Ramirez was born in 896 BC in Egypt, during the XXII Dynasty. When Ramirez meets McLeod in 1541 AD he is 2437 years old, and he was 357 years old when Masumune, Ramirez's father-in-law, made the katana sword for him in tribute to Sakiko, Ramirez's wife and Masumune's daughter.
According to the director's commentary, the animated lightning on Connor's shoulders when he receives The Prize was actually supposed to disguise the wires - ironically, this may have just drawn more attention to them.
The scene in the alley where the Kurgan (Clancy Brown) beheads Kastagir (Hugh Quarshie) and then stabs the gun nut, followed by the explosion, was filmed in an alley in England even though it was set in New York. The director was reluctant to set off the explosion in the alley because the windows were full of Victorian glass, but he was given permission to do so because that particular site was going to be destroyed in a few months anyway.
In the scenes following Connor taking the Kurgan's head, director Russell Mulcahy had originally envisioned an animated dragon with the Kurgan's skull battle helmet emerging from the Kurgan's decapitated body and challenging Connor again. Only after Connor had defeated this Ghost-Dragon would he have received the final quickening and subsequent Prize. This idea was eventually cut due to budget restraints.

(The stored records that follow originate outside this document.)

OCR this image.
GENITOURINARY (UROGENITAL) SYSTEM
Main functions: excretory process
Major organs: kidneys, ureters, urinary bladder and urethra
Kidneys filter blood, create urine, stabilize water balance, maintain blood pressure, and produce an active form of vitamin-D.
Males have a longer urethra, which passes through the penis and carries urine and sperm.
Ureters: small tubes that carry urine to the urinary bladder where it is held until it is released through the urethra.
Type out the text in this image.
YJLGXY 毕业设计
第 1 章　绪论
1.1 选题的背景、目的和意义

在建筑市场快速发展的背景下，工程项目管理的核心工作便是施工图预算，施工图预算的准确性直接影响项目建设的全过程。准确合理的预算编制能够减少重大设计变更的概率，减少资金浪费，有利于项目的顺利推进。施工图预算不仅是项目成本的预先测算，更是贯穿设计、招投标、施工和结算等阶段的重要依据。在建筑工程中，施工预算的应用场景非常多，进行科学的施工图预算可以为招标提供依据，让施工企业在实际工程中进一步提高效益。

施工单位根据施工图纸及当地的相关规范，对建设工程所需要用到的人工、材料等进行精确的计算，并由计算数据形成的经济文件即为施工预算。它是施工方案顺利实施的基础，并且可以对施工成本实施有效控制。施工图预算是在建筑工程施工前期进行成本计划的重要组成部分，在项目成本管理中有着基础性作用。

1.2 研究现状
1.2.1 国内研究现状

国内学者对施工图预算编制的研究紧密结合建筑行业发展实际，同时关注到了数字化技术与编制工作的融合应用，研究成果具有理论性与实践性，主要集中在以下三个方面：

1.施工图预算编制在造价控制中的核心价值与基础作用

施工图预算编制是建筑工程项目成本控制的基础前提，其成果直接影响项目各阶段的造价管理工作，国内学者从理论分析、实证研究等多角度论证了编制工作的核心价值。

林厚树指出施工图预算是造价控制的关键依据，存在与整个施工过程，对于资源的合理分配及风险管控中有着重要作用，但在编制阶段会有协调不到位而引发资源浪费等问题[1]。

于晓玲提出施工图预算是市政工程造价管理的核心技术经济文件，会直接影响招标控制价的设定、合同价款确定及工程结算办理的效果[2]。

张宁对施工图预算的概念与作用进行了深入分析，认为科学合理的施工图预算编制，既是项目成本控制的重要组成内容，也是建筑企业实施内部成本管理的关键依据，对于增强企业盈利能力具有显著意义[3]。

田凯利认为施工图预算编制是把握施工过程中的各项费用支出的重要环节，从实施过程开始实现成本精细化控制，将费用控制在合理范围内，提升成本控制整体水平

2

According to the DVD commentary, the film's climax was originally intended to take place on top of the Statue of Liberty. This was then changed to an amusement park, and finally changed to the rooftop of the Silvercup Studios building.
During the final fight sequence between McLeod and Kurgan on the roof of the Silvercup Studios building, cables can be seen in the foreground pulling the studio's neon sign down. After filming had been completed, the production discovered that they had done so much damage to both the set and the actual roof of the Silvercup studios building as to make re-takes impossible.